Saturday, May 8, 2010

Gallery 788

I went to an art gallery event Thursday night. My wife's girlhood friend Ellen's husband, Jim Hendricks, is a sculptor. He supports himself as a carpenter but he used to do a lot of wood and stone carving. I hadn't heard much about his sculpting in the past decade, and some of the pieces he showed are fifteen years old. But there were also some new works, so I guess he is getting back to doing more carving, and showing his stuff. Which I think is great. We'll have to get together soon and compare notes on throwing oneself back into art as the fiftieth birthday looms. In the picture I am standing in front of Jim's stuff.
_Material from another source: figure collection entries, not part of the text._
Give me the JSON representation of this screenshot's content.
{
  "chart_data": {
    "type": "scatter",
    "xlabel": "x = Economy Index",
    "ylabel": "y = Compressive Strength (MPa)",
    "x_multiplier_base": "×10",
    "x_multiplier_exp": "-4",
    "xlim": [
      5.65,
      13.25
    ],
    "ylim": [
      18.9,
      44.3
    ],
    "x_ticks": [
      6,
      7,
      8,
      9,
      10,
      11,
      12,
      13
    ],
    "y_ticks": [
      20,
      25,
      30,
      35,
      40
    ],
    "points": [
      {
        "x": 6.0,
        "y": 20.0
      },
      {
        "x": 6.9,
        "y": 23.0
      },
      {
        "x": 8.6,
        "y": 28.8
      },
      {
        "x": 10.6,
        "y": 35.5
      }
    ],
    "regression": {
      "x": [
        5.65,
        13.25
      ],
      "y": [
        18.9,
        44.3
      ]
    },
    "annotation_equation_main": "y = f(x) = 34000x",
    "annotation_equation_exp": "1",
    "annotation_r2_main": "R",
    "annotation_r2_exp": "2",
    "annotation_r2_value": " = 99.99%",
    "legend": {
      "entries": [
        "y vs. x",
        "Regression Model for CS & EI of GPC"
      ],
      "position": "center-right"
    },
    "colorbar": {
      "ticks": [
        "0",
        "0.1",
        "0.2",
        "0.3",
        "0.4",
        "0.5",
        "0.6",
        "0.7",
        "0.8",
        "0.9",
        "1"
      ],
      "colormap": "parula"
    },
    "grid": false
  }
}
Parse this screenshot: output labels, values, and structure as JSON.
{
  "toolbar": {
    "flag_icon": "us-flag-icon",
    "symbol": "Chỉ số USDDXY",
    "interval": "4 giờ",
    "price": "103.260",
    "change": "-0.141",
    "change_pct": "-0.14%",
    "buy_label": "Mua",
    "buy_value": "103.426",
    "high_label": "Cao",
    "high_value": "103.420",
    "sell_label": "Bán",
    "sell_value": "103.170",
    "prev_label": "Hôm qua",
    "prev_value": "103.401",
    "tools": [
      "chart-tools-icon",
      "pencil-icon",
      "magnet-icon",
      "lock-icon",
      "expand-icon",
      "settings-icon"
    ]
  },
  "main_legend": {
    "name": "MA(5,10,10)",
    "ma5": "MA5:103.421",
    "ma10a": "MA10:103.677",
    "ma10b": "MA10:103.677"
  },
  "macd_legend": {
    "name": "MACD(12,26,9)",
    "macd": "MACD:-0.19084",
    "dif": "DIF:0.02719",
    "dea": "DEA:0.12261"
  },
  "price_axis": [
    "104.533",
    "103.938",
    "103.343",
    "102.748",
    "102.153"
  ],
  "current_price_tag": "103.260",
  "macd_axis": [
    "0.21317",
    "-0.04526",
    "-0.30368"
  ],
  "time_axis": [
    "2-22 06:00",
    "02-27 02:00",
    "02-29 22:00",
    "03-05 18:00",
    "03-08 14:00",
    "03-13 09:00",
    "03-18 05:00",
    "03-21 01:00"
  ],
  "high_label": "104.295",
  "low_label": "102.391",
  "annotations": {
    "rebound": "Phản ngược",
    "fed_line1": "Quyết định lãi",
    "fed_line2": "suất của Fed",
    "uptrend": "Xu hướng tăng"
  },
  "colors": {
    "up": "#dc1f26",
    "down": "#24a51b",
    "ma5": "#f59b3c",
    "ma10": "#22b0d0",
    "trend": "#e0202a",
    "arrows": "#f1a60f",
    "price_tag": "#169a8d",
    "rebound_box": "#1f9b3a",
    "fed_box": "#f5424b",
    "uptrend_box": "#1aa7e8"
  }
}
Gallery 788 is in the Baltimore neighborhood once known as Pigtown but now rebranding itself as Washington Village. It's the cutting edge of gentrification, with a gleaming new coffee bar next door to an African hair weaving salon. Most of the gallery crowd was hip-looking people in their 20s or early 30s, but with a fair sprinkling of grownups. The music was a nonstop pulsing beat like you might use to dance yourself into a shamanistic trance. They were pouring a microbrew called Raven and selling glasses with a picture of Edgar Allen Poe. Seven or eight artists were represented, but most of the art was unremarkable. I liked some of Jim's pieces, especially one of the new works, a rough cut wooden mummy titled "Lazarus." There were also two striking works of the painted photograph variety, with snapshots painted over in start black and white pasted on roiling gray canvases. Nothing I would hang on my wall, but they were at least interesting. The paintings looked like they came from an undergraduate show, and the photographs were mostly forgettable. There was one series of half a dozen nude shots of a really gorgeous woman, and I thought, this guy may not be a great artist, but at least he has a really hot girlfriend.

It was great to get out and see what was happening in the non-suburban part of the world.